Compressibility, $\partial n/\partial \mu$, as a function of hole density, $p$, for $U=12t$, $t^{\prime }=-0.3t$, $t^{″}=0.2t$ at various temperatures, either computed directly within the DMFT framework, labeled 1P in the figure and discussed in Sec. 3, or computed from the lattice density-density correlation function, indicated as 2P and discussed in Sec. 5. Inset: The hole density as a function of chemical potential for $T=0.02t$ has a jump for a chemical potential ${\mu }_c\simeq 4.8$ with a discontinuous first-order derivative at that chemical potential, implying the discontinuous compressibility seen in the main panel.

Figure 2

Real (left) and imaginary (right) parts of ${\left[{\mathrm{\Gamma }}_{loc}^{c,irr}({\nu }_n=0)\right]}_{{\omega }_m{\omega }_{m^{\prime }}}$ as a function of two fermionic frequencies ${\omega }_m$ and ${\omega }_{m^{\prime }}$ for hole doping level $p=0.11$ and $T=0.1t$, $U=6t$. The static contribution $U$ is substracted from the real part.

Figure 3

Real part of ${\left[{\mathrm{\Gamma }}_{loc}^{c,irr}({\nu }_n=0)\right]}_{{\omega }_m{\omega }_{m^{\prime }}}$ for hole doping level $p=0.11$ as a function of two fermionic frequencies ${\omega }_m$ and ${\omega }_{m^{\prime }}$ and $T=0.1t$. On the left panel, $U=8t$ while $U=12t$ on the right panel.
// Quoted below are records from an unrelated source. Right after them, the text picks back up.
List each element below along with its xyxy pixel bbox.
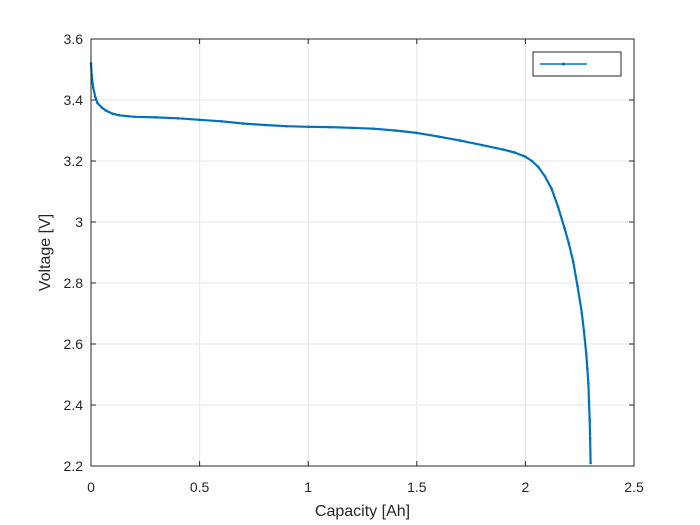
data-point — [154, 116, 158, 119]
y-tick-label: 3.2 — [64, 153, 84, 169]
data-point — [285, 124, 288, 128]
data-point — [241, 122, 245, 125]
data-point — [580, 312, 584, 315]
data-point — [458, 139, 462, 142]
x-tick-label: 1 — [304, 479, 312, 495]
y-tick-label: 2.8 — [64, 275, 84, 291]
data-point — [96, 101, 99, 105]
data-point — [550, 187, 553, 190]
data-point — [587, 382, 590, 385]
data-point — [513, 151, 516, 154]
data-point — [437, 135, 440, 138]
data-point — [543, 174, 547, 178]
x-axis-label: Capacity [Ah] — [315, 503, 410, 520]
data-point — [372, 127, 375, 130]
x-tick-label: 2 — [522, 479, 530, 495]
series-layer — [89, 62, 592, 465]
data-point — [586, 367, 589, 370]
y-tick-label: 2.2 — [64, 458, 84, 474]
data-point — [350, 126, 353, 130]
data-point — [117, 113, 121, 117]
data-point — [133, 115, 136, 119]
y-axis-label: Voltage [V] — [37, 214, 54, 291]
y-tick-label: 3 — [75, 214, 83, 230]
y-tick-label: 3.6 — [64, 31, 84, 47]
data-point — [263, 123, 267, 127]
y-tick-label: 3.4 — [64, 92, 84, 108]
data-point — [100, 106, 104, 109]
y-tick-label: 2.6 — [64, 336, 84, 352]
x-tick-label: 1.5 — [407, 479, 427, 495]
data-point — [480, 143, 484, 147]
data-point — [582, 330, 586, 334]
data-point — [567, 242, 571, 245]
data-point — [220, 120, 223, 123]
data-point — [588, 437, 592, 440]
data-point — [556, 205, 560, 209]
data-point — [306, 125, 310, 129]
data-point — [537, 165, 540, 169]
data-point — [530, 159, 534, 163]
data-point — [393, 129, 397, 132]
y-tick-label: 2.4 — [64, 397, 84, 413]
data-point — [111, 112, 115, 116]
data-point — [104, 109, 108, 112]
data-point — [589, 461, 592, 465]
data-point — [524, 155, 527, 159]
data-point — [584, 351, 588, 355]
data-point — [328, 125, 332, 129]
x-tick-label: 0.5 — [190, 479, 210, 495]
legend-swatch-marker — [562, 62, 565, 66]
data-point — [576, 284, 579, 288]
data-point — [571, 260, 575, 263]
legend — [532, 51, 622, 77]
data-point — [563, 226, 566, 230]
data-point — [94, 95, 97, 99]
data-point — [126, 114, 130, 118]
data-point — [91, 86, 95, 90]
x-tick-label: 2.5 — [624, 479, 644, 495]
x-tick-label: 0 — [87, 479, 95, 495]
data-point — [198, 118, 201, 122]
data-point — [176, 117, 180, 120]
plot-area-border — [90, 38, 635, 467]
ticks: 0 0.5 1 1.5 2 2.5 2.2 2.4 2.6 2.8 3 3.2 3.4 3.6 — [64, 31, 644, 495]
plot-area-background — [91, 39, 634, 466]
data-point — [587, 400, 591, 404]
data-point — [502, 148, 505, 152]
data-point — [588, 418, 591, 422]
data-point — [415, 131, 419, 135]
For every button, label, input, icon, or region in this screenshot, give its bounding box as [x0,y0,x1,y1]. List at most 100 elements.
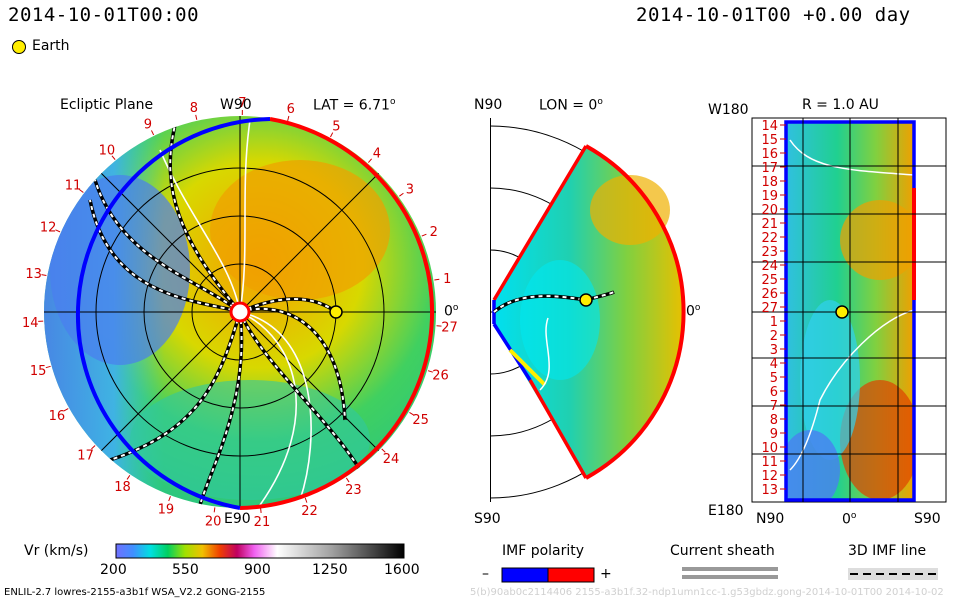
carrington-tick [427,370,433,373]
timestamp-right: 2014-10-01T00 +0.00 day [636,4,911,26]
colorbar-tick-1250: 1250 [312,562,348,578]
carrington-tick [345,477,350,483]
vr-colorbar [115,543,405,559]
carrington-number: 23 [345,483,362,498]
sphere-row-number: 14 [761,119,778,134]
carrington-tick [260,507,262,513]
carrington-number: 5 [332,119,340,134]
carrington-number: 7 [238,96,246,111]
carrington-tick [79,189,84,193]
colorbar-tick-1600: 1600 [384,562,420,578]
imf-polarity-minus: – [482,566,489,582]
carrington-number: 18 [114,480,131,495]
sphere-axis-s90: S90 [914,511,941,527]
earth-marker-sphere [835,305,849,319]
sphere-row-number: 19 [761,189,778,204]
carrington-number: 6 [287,102,295,117]
carrington-number: 17 [77,448,94,463]
carrington-number: 8 [190,101,198,116]
carrington-tick [213,507,216,513]
carrington-number: 9 [144,117,152,132]
current-sheath-label: Current sheath [670,543,775,559]
sphere-row-number: 26 [761,287,778,302]
footer-run-info: 5(b)90ab0c2114406 2155-a3b1f.32-ndp1umn1… [470,587,944,598]
earth-legend-marker [12,40,26,54]
carrington-tick [168,496,171,502]
meridional-right-label: 0o [686,303,701,320]
meridional-bottom-label: S90 [474,511,501,527]
colorbar-tick-200: 200 [100,562,127,578]
carrington-number: 20 [205,514,222,529]
carrington-tick [381,448,386,453]
colorbar-label: Vr (km/s) [24,543,89,559]
sphere-row-number: 13 [761,483,778,498]
sphere-row-number: 1 [770,315,778,330]
carrington-tick [287,115,290,121]
ecliptic-boundary-negative [75,117,271,510]
carrington-tick [434,278,440,281]
carrington-number: 21 [254,515,271,530]
ecliptic-lat-label: LAT = 6.71o [313,97,396,114]
carrington-tick [399,192,404,197]
earth-legend-label: Earth [32,38,70,54]
carrington-number: 22 [301,504,318,519]
meridional-panel [489,118,686,502]
carrington-tick [304,497,308,503]
imf-polarity-label: IMF polarity [502,543,585,559]
sphere-row-number: 25 [761,273,778,288]
carrington-number: 16 [49,409,66,424]
sphere-top-left-label: W180 [708,102,749,118]
meridional-lon-label: LON = 0o [539,97,603,114]
sphere-row-number: 20 [761,203,778,218]
sphere-row-number: 27 [761,301,778,316]
sphere-row-number: 2 [770,329,778,344]
carrington-number: 25 [412,413,429,428]
imf-polarity-plus: + [600,566,612,582]
carrington-number: 12 [40,221,57,236]
current-sheath-symbol-top [682,567,778,571]
carrington-number: 11 [65,179,82,194]
ecliptic-boundary-positive [239,117,435,510]
sphere-row-number: 16 [761,147,778,162]
carrington-tick [150,130,155,136]
carrington-number: 2 [430,225,438,240]
carrington-number: 15 [30,364,47,379]
sphere-row-number: 12 [761,469,778,484]
sphere-row-number: 18 [761,175,778,190]
imf-line-label: 3D IMF line [848,543,927,559]
carrington-number: 1 [443,272,451,287]
sphere-row-number: 9 [770,427,778,442]
earth-marker-ecliptic [329,305,343,319]
carrington-tick [195,114,198,120]
carrington-tick [63,408,69,412]
sphere-row-number: 10 [761,441,778,456]
timestamp-left: 2014-10-01T00:00 [8,4,200,26]
sphere-row-number: 7 [770,399,778,414]
sphere-row-number: 5 [770,371,778,386]
carrington-number: 24 [383,452,400,467]
ecliptic-bottom-label: E90 [224,511,251,527]
carrington-number: 4 [373,147,381,162]
footer-model-info: ENLIL-2.7 lowres-2155-a3b1f WSA_V2.2 GON… [4,587,266,598]
colorbar-tick-550: 550 [172,562,199,578]
carrington-tick [330,132,334,138]
sphere-row-number: 11 [761,455,778,470]
sphere-panel: 1415161718192021222324252627123456789101… [751,117,947,503]
carrington-tick [91,445,96,450]
carrington-tick [55,229,61,233]
carrington-tick [409,412,415,416]
carrington-number: 14 [22,316,39,331]
imf-polarity-negative-swatch [501,567,549,583]
carrington-tick [367,158,373,163]
carrington-number: 27 [441,321,458,336]
sphere-row-number: 8 [770,413,778,428]
earth-marker-meridional [579,293,593,307]
ecliptic-title: Ecliptic Plane [60,97,154,113]
carrington-tick [45,365,51,369]
ecliptic-top-label: W90 [220,97,252,113]
sphere-row-number: 24 [761,259,778,274]
sphere-row-number: 6 [770,385,778,400]
ecliptic-right-label: 0o [444,303,459,320]
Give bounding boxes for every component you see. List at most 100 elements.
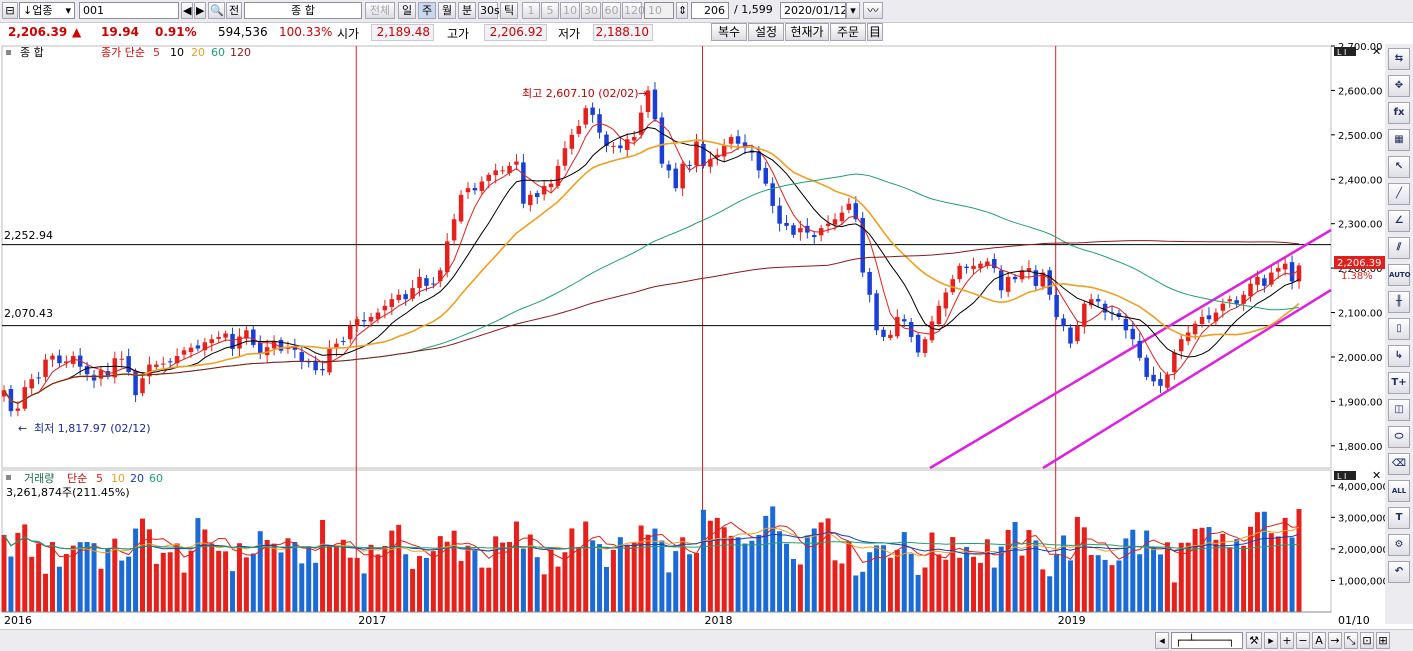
current-price-button[interactable]: 현재가 xyxy=(785,23,829,41)
volume-bar xyxy=(1157,554,1163,612)
trendline-icon[interactable]: ╱ xyxy=(1388,183,1410,205)
volume-bar xyxy=(264,539,270,612)
volume-bar xyxy=(403,554,409,612)
x-axis-label: 2018 xyxy=(705,614,733,627)
chart-type-icon[interactable]: ⊟ xyxy=(2,2,18,19)
undo-icon[interactable]: ↶ xyxy=(1388,561,1410,583)
volume-bar xyxy=(230,571,236,612)
volume-value: 594,536 xyxy=(218,25,268,39)
period-tick-button[interactable]: 틱 xyxy=(500,2,518,19)
jeon-button[interactable]: 전 xyxy=(226,2,242,19)
delete-all-icon[interactable]: ALL xyxy=(1388,480,1410,502)
tools-icon[interactable]: ⚒ xyxy=(1246,632,1262,649)
volume-ma5-line xyxy=(3,521,1300,563)
volume-close-icon[interactable]: ✕ xyxy=(1372,469,1381,482)
period-month-button[interactable]: 월 xyxy=(438,2,456,19)
text-t-icon[interactable]: T+ xyxy=(1388,372,1410,394)
zoom-in-icon[interactable]: + xyxy=(1280,632,1294,649)
order-button[interactable]: 주문 xyxy=(830,23,866,41)
candle xyxy=(514,161,519,165)
bar-count-input[interactable]: 206 xyxy=(691,2,729,19)
volume-bar xyxy=(742,543,748,612)
measure-icon[interactable]: ◫ xyxy=(1388,399,1410,421)
minute-30-button[interactable]: 30 xyxy=(581,2,601,19)
candle xyxy=(784,222,789,226)
text-icon[interactable]: T xyxy=(1388,507,1410,529)
code-input[interactable]: 001 xyxy=(79,2,179,19)
volume-bar xyxy=(1171,582,1177,612)
candle xyxy=(687,164,692,166)
volume-bar xyxy=(1005,529,1011,612)
minute-10-button[interactable]: 10 xyxy=(560,2,580,19)
volume-bar xyxy=(63,554,69,612)
period-week-button[interactable]: 주 xyxy=(418,2,436,19)
list-icon[interactable]: 目 xyxy=(867,23,883,41)
settings-button[interactable]: 설정 xyxy=(748,23,784,41)
volume-bar xyxy=(458,561,464,612)
interval-spin-icon[interactable]: ⇕ xyxy=(676,2,688,19)
volume-bar xyxy=(340,539,346,612)
chart-area[interactable]: 1,800.00 1,900.00 2,000.00 2,100.00 2,200.00… xyxy=(0,42,1385,629)
auto-trend-icon[interactable]: AUTO xyxy=(1388,264,1411,286)
grid-icon[interactable]: ▦ xyxy=(1388,129,1410,151)
eraser-icon[interactable]: ⌫ xyxy=(1388,453,1410,475)
sort-icon: ↓ xyxy=(23,4,33,17)
price-li-badge[interactable] xyxy=(1334,47,1356,56)
move-icon[interactable]: ✥ xyxy=(1388,75,1410,97)
candle xyxy=(112,358,118,378)
bar-total: / 1,599 xyxy=(734,3,773,16)
angle-icon[interactable]: ∠ xyxy=(1388,210,1410,232)
price-axis-label: 2,200.00 xyxy=(1338,264,1383,275)
volume-bar xyxy=(1040,569,1046,612)
period-30s-button[interactable]: 30s xyxy=(478,2,500,19)
volume-bar xyxy=(285,538,291,612)
minute-5-button[interactable]: 5 xyxy=(541,2,559,19)
date-input[interactable]: 2020/01/12 xyxy=(780,2,846,19)
ellipse-icon[interactable]: ⬭ xyxy=(1388,426,1410,448)
interval-input[interactable]: 10 xyxy=(644,2,674,19)
minute-120-button[interactable]: 120 xyxy=(622,2,645,19)
search-icon[interactable]: 🔍 xyxy=(208,2,225,19)
candle xyxy=(881,329,886,337)
expand-icon[interactable]: ⊡ xyxy=(1360,632,1374,649)
market-dropdown[interactable]: ↓업종 ▾ xyxy=(19,2,75,19)
candle xyxy=(271,341,277,349)
candle xyxy=(500,170,505,172)
candle xyxy=(618,145,623,149)
multi-button[interactable]: 복수 xyxy=(711,23,747,41)
font-size-icon[interactable]: A xyxy=(1312,632,1326,649)
resize-icon[interactable]: ⤡ xyxy=(1344,632,1358,649)
candle xyxy=(611,145,616,147)
volume-bar xyxy=(631,542,637,612)
candle xyxy=(555,165,561,186)
volume-bar xyxy=(555,566,561,612)
volume-li-badge[interactable] xyxy=(1334,471,1356,480)
chart-style-icon[interactable]: 〰 xyxy=(863,2,883,19)
all-button[interactable]: 전체 xyxy=(365,2,395,19)
zoom-out-icon[interactable]: − xyxy=(1296,632,1310,649)
zoom-slider[interactable]: ┌─┴─────┐ xyxy=(1171,632,1243,649)
calendar-dropdown-icon[interactable]: ▾ xyxy=(846,2,860,19)
minute-60-button[interactable]: 60 xyxy=(602,2,621,19)
high-label: 고가 xyxy=(447,27,470,41)
period-minute-button[interactable]: 분 xyxy=(458,2,476,19)
hline-label-lower: 2,070.43 xyxy=(4,307,53,320)
volume-bar xyxy=(451,530,457,612)
prev-code-icon[interactable]: ◀ xyxy=(181,2,193,19)
minute-1-button[interactable]: 1 xyxy=(522,2,540,19)
channel-icon[interactable]: ⫽ xyxy=(1388,237,1410,259)
candle-icon[interactable]: ╫ xyxy=(1388,291,1410,313)
split-icon[interactable]: ⊞ xyxy=(1376,632,1390,649)
next-code-icon[interactable]: ▶ xyxy=(194,2,206,19)
chart-link-icon[interactable]: ⇆ xyxy=(1388,48,1410,70)
fx-icon[interactable]: fx xyxy=(1388,102,1410,124)
scroll-right-icon[interactable]: ▸ xyxy=(1264,632,1278,649)
settings-icon[interactable]: ⚙ xyxy=(1388,534,1410,556)
cursor-icon[interactable]: ↖ xyxy=(1388,156,1410,178)
bar-icon[interactable]: ▯ xyxy=(1388,318,1410,340)
arrow-icon[interactable]: ↳ xyxy=(1388,345,1410,367)
price-close-icon[interactable]: ✕ xyxy=(1372,45,1381,58)
period-day-button[interactable]: 일 xyxy=(398,2,416,19)
scroll-left-icon[interactable]: ◂ xyxy=(1155,632,1169,649)
fit-icon[interactable]: → xyxy=(1328,632,1342,649)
The static contribution $U$ is subtracted.

Figure 4

Left panel: Dressed susceptibility in the charge channel for $U=12t$ and $T=0.1t$, for several hole doping values. Right panel: Dressed susceptibility in the charge channel for $U=12t$, for several temperatures at hole doping slightly larger than the critical doping.

Figure 5

${\left[{\chi }_{loc}^c({\nu }_n=0)\right]}_{{\omega }_m{\omega }_{m^{\prime }}}$ with ${\omega }_m={\omega }_0=\pi /\beta$ as a function of ${\omega }_{m^{\prime }}$ calculated with $n_b=3$ and $n_b=5$. The doping level is $p=0.06$, $U=12t$.

Figure 6

Spectral weight at zero frequency (left panel) for hole doping levels $p=0.18$ (red), and $p=0.04$ (blue) for $U=12t$, $t^{\prime }=-0.3t$, $t^{″}=0.2t$ at $T=0.1t$ on the square lattice. The dashed line shows the antiferromagnetic Brillouin zone. The wave vectors ${\mathbf{Q}}_{1\cdots 4}$ connect hot spots when $p=0.18$. The corresponding RPA bubble susceptibility is in the right-hand panel.

Figure 7

Compressibility $dn/d\mu$ computed from the density and from the uniform density-density correlation function, labeled by 1P and 2P, respectively, as a function of hole density for $U=8t$ and $T=0.1t$ (top panel) and $U=12t$ and $T=0.4t$ (bottom panel).